Increase Your Savings and Reduce Your Expenses

This is one of the simplest retirement saving strategies out there, however it is also one of the most unpopular. You should take an honest look at your current situation to see where your money is going, and how much money you’ll need for retirement, and then adjust your monthly cash flow accordingly. By saving and cutting expenses at the same time you can double the impact that it will have on your retirement savings. This is due to you reducing the cost of living before you even retire, while also increasing your retirement savings. By lowering your standard of living before you retire, you won’t need as big of a retirement nest egg.

 

Maximize Your Social Security

Many people believe that the biggest decision they’ll make in regards to their Social Security is whether or not they’ll withdraw it when they turn 62 or wait longer.
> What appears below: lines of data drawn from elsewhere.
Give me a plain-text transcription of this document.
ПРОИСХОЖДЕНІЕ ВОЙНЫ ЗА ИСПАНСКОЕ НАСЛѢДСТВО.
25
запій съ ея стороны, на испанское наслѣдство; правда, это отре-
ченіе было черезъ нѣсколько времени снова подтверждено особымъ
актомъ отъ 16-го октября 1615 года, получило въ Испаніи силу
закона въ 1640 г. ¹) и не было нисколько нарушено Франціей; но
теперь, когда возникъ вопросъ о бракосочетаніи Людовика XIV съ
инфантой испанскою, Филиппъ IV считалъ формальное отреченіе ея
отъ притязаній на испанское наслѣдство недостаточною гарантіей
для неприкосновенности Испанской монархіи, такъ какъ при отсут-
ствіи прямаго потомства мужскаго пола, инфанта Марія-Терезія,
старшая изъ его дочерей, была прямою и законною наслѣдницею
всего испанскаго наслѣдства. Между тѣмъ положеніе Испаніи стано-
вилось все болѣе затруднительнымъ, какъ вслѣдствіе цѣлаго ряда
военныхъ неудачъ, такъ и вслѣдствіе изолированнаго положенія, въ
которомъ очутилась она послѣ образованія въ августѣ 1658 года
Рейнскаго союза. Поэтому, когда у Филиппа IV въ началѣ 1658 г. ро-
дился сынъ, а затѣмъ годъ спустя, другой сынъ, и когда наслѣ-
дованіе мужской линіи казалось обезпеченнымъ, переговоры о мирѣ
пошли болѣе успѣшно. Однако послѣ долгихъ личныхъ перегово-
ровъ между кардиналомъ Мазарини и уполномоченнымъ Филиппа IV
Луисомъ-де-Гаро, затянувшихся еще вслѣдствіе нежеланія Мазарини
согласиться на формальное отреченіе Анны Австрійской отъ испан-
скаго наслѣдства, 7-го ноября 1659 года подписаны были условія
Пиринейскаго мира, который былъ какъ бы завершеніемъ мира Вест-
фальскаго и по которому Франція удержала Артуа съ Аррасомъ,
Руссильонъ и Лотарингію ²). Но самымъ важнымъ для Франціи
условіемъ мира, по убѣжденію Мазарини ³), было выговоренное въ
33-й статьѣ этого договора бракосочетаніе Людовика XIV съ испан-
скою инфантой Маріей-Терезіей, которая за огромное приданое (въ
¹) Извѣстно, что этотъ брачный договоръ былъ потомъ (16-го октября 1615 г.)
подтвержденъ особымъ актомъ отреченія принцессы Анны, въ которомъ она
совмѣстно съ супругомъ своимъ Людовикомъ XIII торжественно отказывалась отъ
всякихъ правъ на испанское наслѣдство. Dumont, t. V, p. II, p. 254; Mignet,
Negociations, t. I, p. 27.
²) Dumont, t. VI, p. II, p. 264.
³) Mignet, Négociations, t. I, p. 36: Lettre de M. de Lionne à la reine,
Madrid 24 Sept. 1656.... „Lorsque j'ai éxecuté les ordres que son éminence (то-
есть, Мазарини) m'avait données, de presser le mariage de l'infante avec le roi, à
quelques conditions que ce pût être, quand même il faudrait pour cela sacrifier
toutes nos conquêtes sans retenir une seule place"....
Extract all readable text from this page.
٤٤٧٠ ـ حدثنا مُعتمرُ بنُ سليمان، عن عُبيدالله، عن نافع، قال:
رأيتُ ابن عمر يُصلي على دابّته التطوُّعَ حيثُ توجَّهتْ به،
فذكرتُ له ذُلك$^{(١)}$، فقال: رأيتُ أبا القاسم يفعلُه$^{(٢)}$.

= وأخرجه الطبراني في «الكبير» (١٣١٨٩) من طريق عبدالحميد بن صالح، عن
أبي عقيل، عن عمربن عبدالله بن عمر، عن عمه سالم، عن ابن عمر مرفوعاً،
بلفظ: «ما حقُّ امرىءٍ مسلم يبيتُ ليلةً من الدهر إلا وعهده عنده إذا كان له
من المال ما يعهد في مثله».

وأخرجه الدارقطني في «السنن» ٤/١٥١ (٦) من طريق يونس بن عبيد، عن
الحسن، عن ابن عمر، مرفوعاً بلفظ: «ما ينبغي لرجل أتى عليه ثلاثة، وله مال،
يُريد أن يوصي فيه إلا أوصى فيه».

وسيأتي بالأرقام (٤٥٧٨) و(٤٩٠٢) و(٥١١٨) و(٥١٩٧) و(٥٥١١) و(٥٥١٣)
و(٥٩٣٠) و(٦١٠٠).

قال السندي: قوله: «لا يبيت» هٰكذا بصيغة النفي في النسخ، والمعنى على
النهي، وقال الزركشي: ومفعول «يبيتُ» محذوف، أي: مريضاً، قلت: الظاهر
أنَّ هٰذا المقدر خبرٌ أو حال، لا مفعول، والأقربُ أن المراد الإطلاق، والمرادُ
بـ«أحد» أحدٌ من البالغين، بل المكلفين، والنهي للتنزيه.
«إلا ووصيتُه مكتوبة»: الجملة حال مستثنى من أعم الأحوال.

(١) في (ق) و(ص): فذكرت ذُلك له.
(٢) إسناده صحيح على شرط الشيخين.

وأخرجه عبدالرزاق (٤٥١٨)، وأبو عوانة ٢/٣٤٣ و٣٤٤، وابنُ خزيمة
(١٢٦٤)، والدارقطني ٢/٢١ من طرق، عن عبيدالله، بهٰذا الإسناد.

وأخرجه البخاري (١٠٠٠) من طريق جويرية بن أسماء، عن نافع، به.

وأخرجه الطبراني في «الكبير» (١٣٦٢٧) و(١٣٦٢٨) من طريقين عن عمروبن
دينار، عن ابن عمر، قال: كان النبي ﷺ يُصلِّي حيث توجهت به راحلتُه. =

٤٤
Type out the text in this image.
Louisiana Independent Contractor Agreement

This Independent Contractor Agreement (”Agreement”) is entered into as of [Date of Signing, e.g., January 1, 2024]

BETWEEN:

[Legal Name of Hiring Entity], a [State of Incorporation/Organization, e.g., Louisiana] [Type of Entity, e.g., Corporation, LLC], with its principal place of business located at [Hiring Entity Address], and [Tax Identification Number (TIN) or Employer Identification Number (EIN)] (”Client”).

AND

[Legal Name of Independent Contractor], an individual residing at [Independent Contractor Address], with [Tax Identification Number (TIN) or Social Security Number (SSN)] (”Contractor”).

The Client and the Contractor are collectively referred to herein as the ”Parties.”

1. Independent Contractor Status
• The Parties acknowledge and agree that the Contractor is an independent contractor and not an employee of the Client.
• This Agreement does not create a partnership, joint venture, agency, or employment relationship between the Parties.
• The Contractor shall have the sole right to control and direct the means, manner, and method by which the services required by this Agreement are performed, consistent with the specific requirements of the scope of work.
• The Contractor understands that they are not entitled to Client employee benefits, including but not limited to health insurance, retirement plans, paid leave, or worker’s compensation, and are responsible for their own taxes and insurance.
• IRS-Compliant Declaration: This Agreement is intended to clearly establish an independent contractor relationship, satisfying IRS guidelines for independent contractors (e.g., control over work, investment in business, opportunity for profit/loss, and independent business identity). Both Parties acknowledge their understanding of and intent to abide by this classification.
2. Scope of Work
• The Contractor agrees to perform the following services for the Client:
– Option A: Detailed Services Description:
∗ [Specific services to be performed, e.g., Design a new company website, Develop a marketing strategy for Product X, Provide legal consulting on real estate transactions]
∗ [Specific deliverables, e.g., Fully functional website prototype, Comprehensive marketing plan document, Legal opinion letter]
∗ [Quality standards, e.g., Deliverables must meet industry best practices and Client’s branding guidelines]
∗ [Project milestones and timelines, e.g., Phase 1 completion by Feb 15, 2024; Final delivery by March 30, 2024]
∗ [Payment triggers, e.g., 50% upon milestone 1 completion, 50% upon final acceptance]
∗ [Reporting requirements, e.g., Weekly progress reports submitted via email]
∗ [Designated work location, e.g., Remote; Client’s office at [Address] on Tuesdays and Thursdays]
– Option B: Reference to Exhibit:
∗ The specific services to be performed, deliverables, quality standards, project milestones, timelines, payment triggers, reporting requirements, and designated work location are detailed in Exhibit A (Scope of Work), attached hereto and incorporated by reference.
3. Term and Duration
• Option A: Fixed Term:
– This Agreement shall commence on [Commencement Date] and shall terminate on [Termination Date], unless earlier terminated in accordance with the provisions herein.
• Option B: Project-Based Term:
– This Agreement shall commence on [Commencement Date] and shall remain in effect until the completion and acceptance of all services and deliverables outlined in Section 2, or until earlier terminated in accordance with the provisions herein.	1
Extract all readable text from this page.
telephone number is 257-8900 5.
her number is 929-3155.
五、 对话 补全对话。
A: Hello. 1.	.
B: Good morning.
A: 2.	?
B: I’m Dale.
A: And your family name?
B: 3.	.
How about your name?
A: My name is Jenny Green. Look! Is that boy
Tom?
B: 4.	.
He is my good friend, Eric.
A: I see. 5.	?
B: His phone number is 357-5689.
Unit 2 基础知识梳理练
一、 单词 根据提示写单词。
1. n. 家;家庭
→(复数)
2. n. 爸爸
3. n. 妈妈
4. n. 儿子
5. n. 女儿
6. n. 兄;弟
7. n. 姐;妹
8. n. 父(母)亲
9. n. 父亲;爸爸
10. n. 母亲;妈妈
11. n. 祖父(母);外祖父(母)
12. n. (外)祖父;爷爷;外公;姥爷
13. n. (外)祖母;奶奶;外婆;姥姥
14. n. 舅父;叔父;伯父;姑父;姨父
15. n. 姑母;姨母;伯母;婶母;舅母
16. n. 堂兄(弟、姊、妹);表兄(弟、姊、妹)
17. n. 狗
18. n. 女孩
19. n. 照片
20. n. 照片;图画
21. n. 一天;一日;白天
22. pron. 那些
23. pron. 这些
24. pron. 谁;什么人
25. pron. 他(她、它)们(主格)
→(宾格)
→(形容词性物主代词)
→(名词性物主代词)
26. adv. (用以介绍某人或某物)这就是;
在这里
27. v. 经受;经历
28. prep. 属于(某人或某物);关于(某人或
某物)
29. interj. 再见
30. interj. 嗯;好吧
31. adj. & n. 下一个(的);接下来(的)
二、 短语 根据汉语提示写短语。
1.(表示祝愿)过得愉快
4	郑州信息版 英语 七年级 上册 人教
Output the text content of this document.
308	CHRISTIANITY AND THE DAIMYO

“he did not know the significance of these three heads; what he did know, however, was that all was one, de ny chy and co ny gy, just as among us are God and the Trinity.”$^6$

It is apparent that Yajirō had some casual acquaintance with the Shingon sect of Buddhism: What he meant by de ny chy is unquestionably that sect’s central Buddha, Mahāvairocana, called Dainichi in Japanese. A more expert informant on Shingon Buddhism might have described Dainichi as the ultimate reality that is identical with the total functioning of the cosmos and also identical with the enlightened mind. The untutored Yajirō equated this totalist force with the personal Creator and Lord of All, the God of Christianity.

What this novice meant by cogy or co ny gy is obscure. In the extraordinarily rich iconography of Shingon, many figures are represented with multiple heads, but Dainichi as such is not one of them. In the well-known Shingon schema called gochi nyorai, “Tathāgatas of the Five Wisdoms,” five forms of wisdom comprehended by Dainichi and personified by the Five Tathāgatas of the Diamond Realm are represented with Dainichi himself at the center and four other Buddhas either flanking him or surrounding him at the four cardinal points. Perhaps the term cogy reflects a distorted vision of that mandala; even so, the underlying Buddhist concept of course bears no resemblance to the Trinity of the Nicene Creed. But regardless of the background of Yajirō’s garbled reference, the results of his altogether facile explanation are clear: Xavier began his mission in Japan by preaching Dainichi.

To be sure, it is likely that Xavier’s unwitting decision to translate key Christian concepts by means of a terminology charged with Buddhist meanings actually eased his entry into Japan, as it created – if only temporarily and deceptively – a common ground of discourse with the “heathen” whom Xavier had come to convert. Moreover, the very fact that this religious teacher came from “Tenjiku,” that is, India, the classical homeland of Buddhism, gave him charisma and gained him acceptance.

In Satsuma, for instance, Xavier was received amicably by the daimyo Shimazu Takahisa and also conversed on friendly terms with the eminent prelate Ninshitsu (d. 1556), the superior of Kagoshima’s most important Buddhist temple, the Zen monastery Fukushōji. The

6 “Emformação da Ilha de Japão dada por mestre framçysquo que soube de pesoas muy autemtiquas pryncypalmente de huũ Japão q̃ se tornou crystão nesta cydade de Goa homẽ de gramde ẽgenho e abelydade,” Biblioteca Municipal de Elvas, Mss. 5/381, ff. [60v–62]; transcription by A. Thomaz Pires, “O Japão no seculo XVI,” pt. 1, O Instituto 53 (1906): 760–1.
However, there are over 81 different strategies that you can use in order to claim your Social Security benefit. The majority of people have no idea which of those strategies is best for their situation in order to maximize their money. It is best to talk with a retirement consultant in order to find the best one for you.

 

Work Your Way Out of Debt

This is crucial in the last ten years of your working life. Although people were more reluctant to be in debt due to the financial crisis, as the economy gets better more and more people are becoming comfortable with being in debt again. It is typical to have a mortgage and a couple of car payments, however this means you could be spending $5,000 a month on paying back debt, which isn’t a good sign when you’re heading into retirement. It’s important to get that debt down, as it will make a huge difference to your standard of living come retirement,

 

Continue to Work Part-Time

If you don’t have a significant amount of savings come retirement then there is nothing wrong with finding a part-time job in order to still have an income during retirement. You can consider looking into a consulting job or even working at a restaurant. You may even find enjoyment in continuing to work by finding a job that is low-stress and something that you would enjoy.

 

Delay Your Retirement

As hard of decision as that may be, you may have to consider the possibility of pushing back your retirement a couple of years. Just by waiting for a couple of years before retiring you can save a significant amount more, which will lead to a much more comfortable retirement. Saving up for retirement is tricky, however it doesn’t have to be something that’s hopeless. It’s best to take a step back and get the right mindset in order to have a successful retirement.